É relativamente a Tiphareth e aos deuses a ela associados que desejo me alongar um pouco mais porquanto são eles que mais do que quaisquer outros concernem à aspiração do mago. Como Tiphareth é a esfera da beleza e da harmonia, bem como a “casa da alma”, os deuses tradicionalmente associados a essa Sephira são, de modo peculiar, simbolizadores e representativos da alma glorificada, ou o Santo Anjo Guardião. Dionísio, Osíris, Mitra e muitos outros são todos tipos de imortalidade, beleza e equilíbrio. Maurice Maeterlinck sintetizou esplendidamente toda a posição filosófica a este respeito. “Dionísio” diz ele, “...é Osíris, Krishna, Buda; ele é todas as encarnações divinas; é o deus que desce ao homem, ou melhor, manifesta a si mesmo no homem; ele é morte, temporária e ilusória, e renascimento, real e imortal; é a união temporária com o divino que não é senão o prelúdio da união final, o ciclo infindável do eterno tornar-se.” As divindades típicas de Tiphareth, por conseguinte, representam a alma iluminada, exaltada mediante o sofrimento, aprimorada mediante a provação e ressurgida em glória e triunfo. Pode-se supor que Osíris seja distintamente representante dessas divindades rejuvenescentes, e há evidências favoráveis ao fato de desde o início Osíris ter sido para os egípcios o homem-deus que sofreu e morreu, e ressuscitou para ser rei do domínio espiritual. Os egípcios acreditavam que podiam herdar a vida eterna como ele fizera visto que o que fora feito pelos deuses para ele, fora feito para eles, o que supria a base racional para a execução do chamado ritual dramático.

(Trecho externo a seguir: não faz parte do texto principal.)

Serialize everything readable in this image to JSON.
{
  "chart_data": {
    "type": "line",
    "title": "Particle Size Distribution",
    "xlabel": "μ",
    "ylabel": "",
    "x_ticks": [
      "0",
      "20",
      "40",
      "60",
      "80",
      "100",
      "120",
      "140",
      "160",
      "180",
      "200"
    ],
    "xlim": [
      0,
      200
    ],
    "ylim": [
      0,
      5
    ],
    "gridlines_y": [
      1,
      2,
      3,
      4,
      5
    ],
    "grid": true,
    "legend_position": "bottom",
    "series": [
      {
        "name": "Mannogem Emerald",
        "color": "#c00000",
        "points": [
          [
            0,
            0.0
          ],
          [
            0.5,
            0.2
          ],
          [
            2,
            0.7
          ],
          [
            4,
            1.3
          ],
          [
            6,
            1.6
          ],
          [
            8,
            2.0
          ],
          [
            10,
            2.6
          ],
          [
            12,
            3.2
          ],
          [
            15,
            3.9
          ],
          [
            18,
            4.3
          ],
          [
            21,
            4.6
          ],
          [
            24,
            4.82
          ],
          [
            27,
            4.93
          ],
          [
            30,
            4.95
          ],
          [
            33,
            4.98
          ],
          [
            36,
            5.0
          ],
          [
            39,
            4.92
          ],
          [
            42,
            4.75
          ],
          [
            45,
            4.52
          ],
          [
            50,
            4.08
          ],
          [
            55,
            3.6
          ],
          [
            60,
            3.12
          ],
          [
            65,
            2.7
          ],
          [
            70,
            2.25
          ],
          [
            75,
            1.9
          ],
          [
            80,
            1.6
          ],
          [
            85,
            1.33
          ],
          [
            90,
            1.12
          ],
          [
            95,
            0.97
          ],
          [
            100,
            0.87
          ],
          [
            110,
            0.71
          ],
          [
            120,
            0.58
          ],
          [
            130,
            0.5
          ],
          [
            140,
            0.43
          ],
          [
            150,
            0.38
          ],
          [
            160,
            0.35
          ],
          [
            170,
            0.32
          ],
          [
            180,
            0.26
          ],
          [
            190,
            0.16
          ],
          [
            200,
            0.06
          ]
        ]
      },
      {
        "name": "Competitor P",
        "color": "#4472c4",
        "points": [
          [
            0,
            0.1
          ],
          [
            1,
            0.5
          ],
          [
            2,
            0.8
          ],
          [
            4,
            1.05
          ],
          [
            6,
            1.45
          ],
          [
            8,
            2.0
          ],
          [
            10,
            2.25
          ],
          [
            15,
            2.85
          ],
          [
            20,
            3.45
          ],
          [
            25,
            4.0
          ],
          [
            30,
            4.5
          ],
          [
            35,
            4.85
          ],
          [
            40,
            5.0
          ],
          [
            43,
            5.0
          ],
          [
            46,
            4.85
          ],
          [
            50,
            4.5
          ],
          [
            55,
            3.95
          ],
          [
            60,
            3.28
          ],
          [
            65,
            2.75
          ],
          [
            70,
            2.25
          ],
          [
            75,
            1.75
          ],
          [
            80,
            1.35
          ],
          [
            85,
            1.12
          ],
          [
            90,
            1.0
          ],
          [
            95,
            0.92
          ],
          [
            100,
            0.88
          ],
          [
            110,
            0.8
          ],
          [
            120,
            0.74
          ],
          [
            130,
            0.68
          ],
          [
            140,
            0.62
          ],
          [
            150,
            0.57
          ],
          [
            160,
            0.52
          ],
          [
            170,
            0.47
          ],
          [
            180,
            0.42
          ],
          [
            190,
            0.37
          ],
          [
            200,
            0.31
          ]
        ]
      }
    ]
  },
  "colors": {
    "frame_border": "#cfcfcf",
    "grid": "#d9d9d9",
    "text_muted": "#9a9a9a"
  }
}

Celebravam rituais de maneira a poderem compelir ou persuadir Osíris e os deuses que haviam produzido sua ressurreição (a saber, Thoth, “o senhor das palavras divinas, o escriba dos deuses”, Ísis, que empregava as palavras mágicas que Thoth lhe concedera e Hórus e os demais deuses que realizaram os ritos que produziram a ressurreição de Osíris) a atuar a seu favor tal como tinham atuado a favor do deus .

A veneração de Mitra e Dionísio emerge da mesma raiz básica. Liga-se, também, ao triunfo espiritual do homem-deus e o retorno do deus-Sol que, como um símbolo da alma aperfeiçoada, entrou na consciência humana do ser humano, e tendo iluminado a mente e redimido as trevas de sua vida, torna o espírito aprisionado leve e jubiloso. Krishna, igualmente, é um símbolo do homem-deus, pois nele espírito e matéria foram equilibrados, e se convertendo num avatar, a morada terrestre do espírito universal, ele resumiu numa personalidade humana as qualidades duplas de um deus, imortal e estático, juntamente com todas as características típicas da espécie humana .

O Sol é também atribuído a Tiphareth. Assim, Ra – incluindo Tum e Kephra, o sol poente e da meia-noite – pertence a essa série de deuses. A concepção do sol era tão santa para o egípcios que eles concederam a Ra os atributos de luz e vida divinas; ele era a personificação do correto, da verdade, bondade e, conseqüentemente, o destruidor das trevas, da noite, da perversidade e do mal. Suas relações com Osíris, que era parte deus, parte homem e a causa e tipo de imortalidade para a humanidade, eram de imediato aquelas de um deus, um pai e um igual. Era em Ra que algumas das mais nobres concepções religiosas dos egípcios se concentravam e de deus solar, o doador do sustento e da vitalidade, tanto físicos quanto espirituais, aos habitantes da Terra, ele se tornou identificado a Amon, o poder criador oculto que dera origem a todo o universo manifesto .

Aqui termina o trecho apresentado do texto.